Бывают катастрофы природные — землетрясения, эпидемии, засухи; рушатся горы, поднимаются и затопляют сушу моря, высыхают леса и вымирают целые виды животных. Бывают катастрофы социальные — падения империй, революции, гражданские и мировые войны: разрушаются царства, распадаются племена, гибнут миллионы людей. Бывают катастрофы духовные — крушения идеалов, падения нравов, разрушения привычных мировоззрений. Что-то подобное катастрофе третьего рода происходило с Поповым. Наступило и для него время мировоззренческих перемен: старый взгляд на окружающий мир уже не годился, нового еще не было. Точнее, было какое-то неясное до конца предчувствие новых подходов к жизни, к творчеству, к человеческим отношениям, но оно рождалось в нем с такими мучениями, с таким напряжением, что вынести все это не хватало никаких сил. А если вспомнить, что он принимал все всерьез, только взаправду, только в максималистском варианте, то станет понятно в полном объеме его душевное смятение: отход от творчества в театре (он сам не поставил больше ни одного спектакля), интенсивность поисков завещания миру (за короткое время он написал три объемистых книги), целая серия реанимаций и сравнительно преждевременная смерть...
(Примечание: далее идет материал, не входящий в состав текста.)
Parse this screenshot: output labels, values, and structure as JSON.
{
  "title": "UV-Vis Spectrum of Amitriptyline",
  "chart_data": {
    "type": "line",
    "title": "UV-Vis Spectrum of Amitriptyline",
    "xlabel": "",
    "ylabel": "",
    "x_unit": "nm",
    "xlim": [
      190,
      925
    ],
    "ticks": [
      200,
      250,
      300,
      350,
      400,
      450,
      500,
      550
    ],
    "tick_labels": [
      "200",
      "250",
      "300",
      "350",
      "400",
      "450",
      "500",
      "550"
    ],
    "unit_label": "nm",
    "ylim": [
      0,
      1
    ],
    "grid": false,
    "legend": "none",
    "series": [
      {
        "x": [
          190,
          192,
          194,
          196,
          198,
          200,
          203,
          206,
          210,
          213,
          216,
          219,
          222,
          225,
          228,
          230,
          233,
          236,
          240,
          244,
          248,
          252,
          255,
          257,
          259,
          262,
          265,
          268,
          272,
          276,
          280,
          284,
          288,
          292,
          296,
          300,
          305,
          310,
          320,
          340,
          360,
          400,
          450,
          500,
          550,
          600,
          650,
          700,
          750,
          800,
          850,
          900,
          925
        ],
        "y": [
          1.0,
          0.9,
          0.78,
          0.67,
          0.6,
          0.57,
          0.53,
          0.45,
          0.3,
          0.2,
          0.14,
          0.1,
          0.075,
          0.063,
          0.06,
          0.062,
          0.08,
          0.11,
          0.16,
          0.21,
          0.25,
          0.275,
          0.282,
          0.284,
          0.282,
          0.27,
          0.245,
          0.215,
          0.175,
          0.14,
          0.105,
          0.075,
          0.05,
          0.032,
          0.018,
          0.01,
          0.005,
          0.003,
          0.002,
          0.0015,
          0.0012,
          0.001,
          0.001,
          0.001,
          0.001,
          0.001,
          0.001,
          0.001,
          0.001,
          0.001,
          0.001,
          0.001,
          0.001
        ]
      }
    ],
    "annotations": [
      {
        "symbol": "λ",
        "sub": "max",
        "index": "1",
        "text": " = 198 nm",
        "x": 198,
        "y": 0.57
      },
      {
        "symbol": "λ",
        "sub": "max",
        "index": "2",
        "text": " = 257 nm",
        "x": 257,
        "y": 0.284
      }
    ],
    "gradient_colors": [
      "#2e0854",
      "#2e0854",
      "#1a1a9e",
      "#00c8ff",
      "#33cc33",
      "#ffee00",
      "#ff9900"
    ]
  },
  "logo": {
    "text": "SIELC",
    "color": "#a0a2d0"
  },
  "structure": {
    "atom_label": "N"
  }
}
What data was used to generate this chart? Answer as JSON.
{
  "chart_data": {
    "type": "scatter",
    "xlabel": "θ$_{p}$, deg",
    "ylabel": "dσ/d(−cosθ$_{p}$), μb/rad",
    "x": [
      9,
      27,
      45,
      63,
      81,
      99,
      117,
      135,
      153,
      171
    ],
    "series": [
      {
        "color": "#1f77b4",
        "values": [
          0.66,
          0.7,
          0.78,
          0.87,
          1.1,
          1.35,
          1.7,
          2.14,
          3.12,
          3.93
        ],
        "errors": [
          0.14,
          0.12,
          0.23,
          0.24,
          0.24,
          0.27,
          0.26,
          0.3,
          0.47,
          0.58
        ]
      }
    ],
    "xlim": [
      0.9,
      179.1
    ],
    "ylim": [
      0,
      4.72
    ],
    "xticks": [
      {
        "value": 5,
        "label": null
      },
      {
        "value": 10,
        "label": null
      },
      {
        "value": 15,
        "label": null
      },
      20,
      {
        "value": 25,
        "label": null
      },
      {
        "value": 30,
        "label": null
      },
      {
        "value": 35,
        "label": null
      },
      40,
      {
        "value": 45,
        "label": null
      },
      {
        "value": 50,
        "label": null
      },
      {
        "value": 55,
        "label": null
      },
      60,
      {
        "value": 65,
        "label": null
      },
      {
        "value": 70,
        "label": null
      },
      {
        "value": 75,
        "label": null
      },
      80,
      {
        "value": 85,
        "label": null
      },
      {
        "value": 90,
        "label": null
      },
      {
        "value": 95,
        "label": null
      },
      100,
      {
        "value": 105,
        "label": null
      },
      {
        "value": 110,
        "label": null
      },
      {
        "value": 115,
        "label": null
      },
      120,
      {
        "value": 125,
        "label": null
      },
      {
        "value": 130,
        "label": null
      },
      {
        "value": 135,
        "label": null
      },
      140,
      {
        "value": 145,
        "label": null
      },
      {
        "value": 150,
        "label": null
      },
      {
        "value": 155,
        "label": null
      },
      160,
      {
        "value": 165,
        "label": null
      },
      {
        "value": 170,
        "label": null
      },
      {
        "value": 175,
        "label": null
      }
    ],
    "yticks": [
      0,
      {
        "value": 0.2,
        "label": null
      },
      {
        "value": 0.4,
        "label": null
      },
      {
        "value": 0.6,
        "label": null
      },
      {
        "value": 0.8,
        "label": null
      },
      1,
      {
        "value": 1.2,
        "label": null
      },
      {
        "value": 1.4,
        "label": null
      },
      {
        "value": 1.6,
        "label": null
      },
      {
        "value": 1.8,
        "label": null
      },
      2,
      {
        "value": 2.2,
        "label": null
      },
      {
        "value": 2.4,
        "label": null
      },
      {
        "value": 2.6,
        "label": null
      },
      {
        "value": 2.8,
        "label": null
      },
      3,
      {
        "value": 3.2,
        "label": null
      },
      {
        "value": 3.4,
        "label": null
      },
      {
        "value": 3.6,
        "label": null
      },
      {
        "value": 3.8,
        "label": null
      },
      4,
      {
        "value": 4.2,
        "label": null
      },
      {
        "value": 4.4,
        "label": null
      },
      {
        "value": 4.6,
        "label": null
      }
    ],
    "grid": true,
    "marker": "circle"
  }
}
На самом рубеже 50-х и 60-х годов было созвано всесоюзное совещание молодых режиссеров. А. Д. пригласили в качестве свадебного генерала. Ему было поручено почетное дело — открыть конференцию в качестве патриарха режиссуры. Ни разу в жизни я не слышал более короткой речи. В его обращении к молодым режиссерам было всего три мысли: советский театр гибнет; мы его спасти не можем; надежда только на вас. Сказав это, он неловко сошел с трибуны и, сгорбившись, ни на кого не глядя, ушел из президиума. Бетховен? Микеланджело? Нет — может быть, Феофан Грек?
Он был мамонт, вымирающий на наших глазах.
То, что я думаю и пишу о нем сейчас, тогда, в далекие 50-е, было, конечно, для меня непонятно и недоступно. Он тогда был закрыт для меня и для моих размышлений. Он был тогда — табу, потому что — бог. В то время я ощущал только одно его качество — величие...
Моя любовь к нему, увы, не была взаимной. Он никогда не смотрел на меня с гордостью учителя, ни даже с обычной, общечеловеческой симпатией. Он просто не смотрел на меня и все. Его отношение ко мне было корректным, он ставил заслуженные отметки, без пропусков отмечал удачные работы, но это не было похвалой или одобрением — только констатацией факта.
Однажды холодное его безразличие расстроило меня чуть ли не до слез: в конце второго семестра так совпало, что мы оба полежали в больнице — он с инфарктом в Кремлевке, я с язвой желудка в районном стационаре. Выйдя из больницы, я по пути в институт забежал в книжный магазин ВТО. Вошел и наткнулся прямо на него. Чуть не свихнувшись от радости, я кинулся к нему и восторженно поздоровался. Он бросил на меня бескрасочный недоуменный взгляд.
Здравствуй. А ты кто же такой?
Ваш ученик.
Мой ученик?.. Где?
В ГИТИСе, на режиссерском первом курсе...
А что же я тебя не вижу на уроках?
А я в больнице лежал, почти целый месяц. Алексей Дмитрич...
Ну, ладно. Приходи на занятия, — буркнул он и вышел на улицу, оставив меня в полной растерянности.